Les situations sont fort diverses et le mélange est parfois source de confusion. Ainsi, le massacre de la place Tienanmen par Deng permet le passage à l’économie de marché. Quand Mao réprimait, c’était au nom des ouvriers, dit l’auteure, en opposition à l’embourgeoisement du parti communiste, alors que Deng demandait aux travailleurs de renoncer à leurs avantages et à leurs privilèges, à la sécurité de l’emploi et à la protection sociale.  En Afrique du sud, l’ANC a remplacé l’apartheid par d’autres chaînes.  L’ANC a adopté des politiques qui creusent les inégalités, aggrave le problème de la criminalité. Les Sud-africains ont le droit de vote, bénéficient des libertés civiles mais sur le plan économique, l’Afrique du Sud est l’un des pays où les inégalités sont les plus prononcées. Les dirigeants russes, toujours conseillés par les économistes de l’école de Chicago, choisissent les mêmes politiques économiques que Pinochet au Chili.

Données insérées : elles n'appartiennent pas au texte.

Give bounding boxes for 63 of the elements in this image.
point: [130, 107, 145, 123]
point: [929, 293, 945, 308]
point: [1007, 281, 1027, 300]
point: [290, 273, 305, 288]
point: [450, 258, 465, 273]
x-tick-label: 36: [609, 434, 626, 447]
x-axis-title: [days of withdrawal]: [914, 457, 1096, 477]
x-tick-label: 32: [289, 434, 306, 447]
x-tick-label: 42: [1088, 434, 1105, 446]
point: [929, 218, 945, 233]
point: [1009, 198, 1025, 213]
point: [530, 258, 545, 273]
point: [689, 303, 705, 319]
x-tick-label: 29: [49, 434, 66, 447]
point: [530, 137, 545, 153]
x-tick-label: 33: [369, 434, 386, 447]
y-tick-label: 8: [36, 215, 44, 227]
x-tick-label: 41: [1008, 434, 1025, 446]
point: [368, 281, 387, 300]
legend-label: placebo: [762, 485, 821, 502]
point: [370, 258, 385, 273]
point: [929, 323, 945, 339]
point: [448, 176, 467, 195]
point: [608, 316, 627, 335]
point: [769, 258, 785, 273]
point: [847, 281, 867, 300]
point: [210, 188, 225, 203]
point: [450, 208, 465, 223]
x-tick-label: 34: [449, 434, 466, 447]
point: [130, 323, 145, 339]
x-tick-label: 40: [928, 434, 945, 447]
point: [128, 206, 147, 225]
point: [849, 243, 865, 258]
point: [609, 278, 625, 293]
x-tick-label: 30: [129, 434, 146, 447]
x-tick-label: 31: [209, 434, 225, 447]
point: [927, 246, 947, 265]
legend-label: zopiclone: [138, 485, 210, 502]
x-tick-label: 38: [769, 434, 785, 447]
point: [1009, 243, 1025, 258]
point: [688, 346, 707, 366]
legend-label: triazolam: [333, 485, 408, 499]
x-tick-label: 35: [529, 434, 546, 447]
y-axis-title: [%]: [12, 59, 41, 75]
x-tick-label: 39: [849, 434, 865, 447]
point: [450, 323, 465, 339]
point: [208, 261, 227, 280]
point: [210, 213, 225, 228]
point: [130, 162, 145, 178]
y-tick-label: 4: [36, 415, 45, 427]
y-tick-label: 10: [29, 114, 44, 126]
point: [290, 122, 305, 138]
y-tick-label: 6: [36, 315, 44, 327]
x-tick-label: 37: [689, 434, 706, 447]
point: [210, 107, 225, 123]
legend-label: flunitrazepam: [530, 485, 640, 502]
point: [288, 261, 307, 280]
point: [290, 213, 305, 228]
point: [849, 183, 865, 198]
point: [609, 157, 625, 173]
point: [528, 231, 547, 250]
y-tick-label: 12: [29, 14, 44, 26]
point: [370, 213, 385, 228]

En ce qui concerne les pays ex communistes, l’idée générale est que  l’après communisme est pire que le communisme. Les nouvelles barrières n’appartiennent plus au monde du goulag, mais à celui des loges de luxe dans les stades, les sections non-fumeurs, les barrières anti-bruit le long des autoroutes, les zones de sécurité dans les aéroports, les résidences protégées.  Elles font ressortir les privilèges des nantis et l’envie des démunis.

Les désastres se traduisent par des profits si spectaculaires que de nombreux citoyens de la planète en concluent que les riches les ont provoqués. Ainsi les attentats du 11 septembre auraient été provoqués pour que les Etats-Unis entrent en guerre au Moyen Orient. Louis Farrakhan, le prophète musulman  d’une nation noire noir suggère qu’on a fait sauter les digues pendant le cyclone Katrina pour détruire la partie de la ville où vivaient les Noirs et garder au sec celle où vivaient les Blancs. Au Sri Lanka, le tsunami aurait été causé par des explosions sous-marines déclenchées par les Etats-Unis pour pouvoir envoyer leurs troupes en Asie du sud-est. Naomi Klein rejette ces aberrations. Il n’y a pas complot. Le capitalisme s’est seulement transformé en machine à traquer les crises pour en profiter. Ainsi le capitalisme israélien est le grand vainqueur du désastre de la région. Il domine sur le marché de la sécurité. Mais parfois la stratégie du choc ne marche pas, comme après les attentats de Madrid en 2004 qui ont été suivis par la défaite d’Aznar.

Une théorie se vérifie en se frottant aux questions, aux faits, aux contradictions. Le système construit par Naomi Klein devient dogmatisme sans nuance.  La destruction des Tours jumelles est-elle l’œuvre des terroristes islamistes. Etaient-ils aux ordres de Washington ? La guerre des Malouines a été allumée par l’invasion du territoire par les militaires au pouvoir. Aux ordres de Londres ? Elle s’est terminée par la fin du pouvoir militaire en Argentine. Les syndicats de mineurs étaient divisés face à Thatcher. Scargill et le jusqu’auboutisme ont joué un rôle important dans leur défaite. Scargill était-il manipulé par Thatcher ? On ne retient pas que les sorties de dictature permettent  de lutter plus efficacement contre les injustices. On oublie les millions de gens qui sortent de la pauvreté. On omet le fait que les zones où le système capitaliste domine est aussi celui où les pays vivent en paix les uns avec les autres, où les peuples sont le mieux protégés contre les catastrophes et les épidémies. La victoire d’Obama ou de Hollande contre les pires conservateurs reste inexpliquée. Pourtant, les peuples ont préféré des systèmes de santé et de protection sociale contre le capitalisme sans régulation.  Et Lula au brésil ? Chavez ? Bachelet, Kirchner ? Morales en Bolivie ? Rafael Correa en Equateur ?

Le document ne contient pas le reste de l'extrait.